Duan Zu-Ming, Xu Yi-Tong, Li Zheng, Pang Jian-Xiang, Xu Jing-Juan, Zhao Wei-Wei
State Key Laboratory of Analytical Chemistry for Life Science, School of Chemistry and Chemical Engineering, Nanjing University, Nanjing, 210023, China.
Angew Chem Int Ed Engl. 2025 Feb 3;64(6):e202420602. doi: 10.1002/anie.202420602. Epub 2024 Dec 5.

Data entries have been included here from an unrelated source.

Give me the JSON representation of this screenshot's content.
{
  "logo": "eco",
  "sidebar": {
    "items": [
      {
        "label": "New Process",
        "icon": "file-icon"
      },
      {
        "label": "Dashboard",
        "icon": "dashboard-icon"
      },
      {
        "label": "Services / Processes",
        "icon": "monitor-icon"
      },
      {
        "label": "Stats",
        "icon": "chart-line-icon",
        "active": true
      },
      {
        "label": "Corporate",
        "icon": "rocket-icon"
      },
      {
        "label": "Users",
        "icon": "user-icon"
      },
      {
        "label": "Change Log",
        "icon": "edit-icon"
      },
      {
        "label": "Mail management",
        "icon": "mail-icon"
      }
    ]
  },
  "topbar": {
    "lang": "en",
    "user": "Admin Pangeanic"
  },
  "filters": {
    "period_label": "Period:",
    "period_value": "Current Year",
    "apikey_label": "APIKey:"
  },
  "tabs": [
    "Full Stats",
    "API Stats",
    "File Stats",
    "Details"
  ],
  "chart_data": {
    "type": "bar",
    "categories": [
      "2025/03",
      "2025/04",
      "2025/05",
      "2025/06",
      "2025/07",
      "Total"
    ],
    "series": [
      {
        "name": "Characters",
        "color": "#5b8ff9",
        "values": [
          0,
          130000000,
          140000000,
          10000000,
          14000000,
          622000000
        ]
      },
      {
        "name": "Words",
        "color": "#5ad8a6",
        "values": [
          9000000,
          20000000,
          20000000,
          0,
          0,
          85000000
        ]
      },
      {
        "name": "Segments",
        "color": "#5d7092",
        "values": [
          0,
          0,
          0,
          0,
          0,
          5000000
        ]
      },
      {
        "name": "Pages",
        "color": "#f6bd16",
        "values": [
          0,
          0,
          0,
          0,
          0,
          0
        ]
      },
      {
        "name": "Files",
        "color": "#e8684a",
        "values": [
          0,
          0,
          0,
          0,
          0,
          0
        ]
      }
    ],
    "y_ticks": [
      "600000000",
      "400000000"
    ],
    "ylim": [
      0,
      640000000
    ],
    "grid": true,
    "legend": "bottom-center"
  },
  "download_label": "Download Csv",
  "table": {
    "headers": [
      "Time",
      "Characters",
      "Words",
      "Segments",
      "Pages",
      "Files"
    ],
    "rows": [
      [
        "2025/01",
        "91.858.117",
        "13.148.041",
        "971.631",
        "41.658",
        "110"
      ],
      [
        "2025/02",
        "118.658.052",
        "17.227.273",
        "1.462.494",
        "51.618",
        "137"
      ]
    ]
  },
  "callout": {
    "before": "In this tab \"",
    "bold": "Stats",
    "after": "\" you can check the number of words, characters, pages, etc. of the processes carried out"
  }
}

Nanofluidic memristors have recently been reshaped into artificial synapses capable of mimicking many fundamental neurosynaptic patterns, while sense digitalization has been increasingly explored to link the neuromorphic devices with external equipment. By inspiration of dopaminergic nerve, here a nanofluidic nerve with sense digitalization is devised by engineering a dopamine (DA)-specific nanofluidic synapse as mediated by PC-12 cells to manage the robotic arm. Different from previous neuromorphic perception of DA via redox reaction, the aptamer-based perception here is based on biological DA recognition by its receptor as indicated by the ionic signals. Various neurosynaptic patterns are emulated with DA-dependent plasticity, based on which the digital representation of DA perception is used to control the robotic arm.
纳米流体忆阻器最近已被重塑为能够模拟许多基本神经突触模式的人工突触,同时传感数字化也越来越多地被探索用于将神经形态器件与外部设备连接起来。受多巴胺能神经的启发,本文通过设计一种由PC-12细胞介导的多巴胺(DA)特异性纳米流体突触来管理机器人手臂,从而构建了一种具有传感数字化的纳米流体神经。与以往通过氧化还原反应对多巴胺进行神经形态感知不同,这里基于适体的感知是基于其受体对生物多巴胺的识别,由离子信号指示。利用多巴胺依赖的可塑性模拟了各种神经突触模式,并在此基础上利用多巴胺感知的数字表示来控制机器人手臂。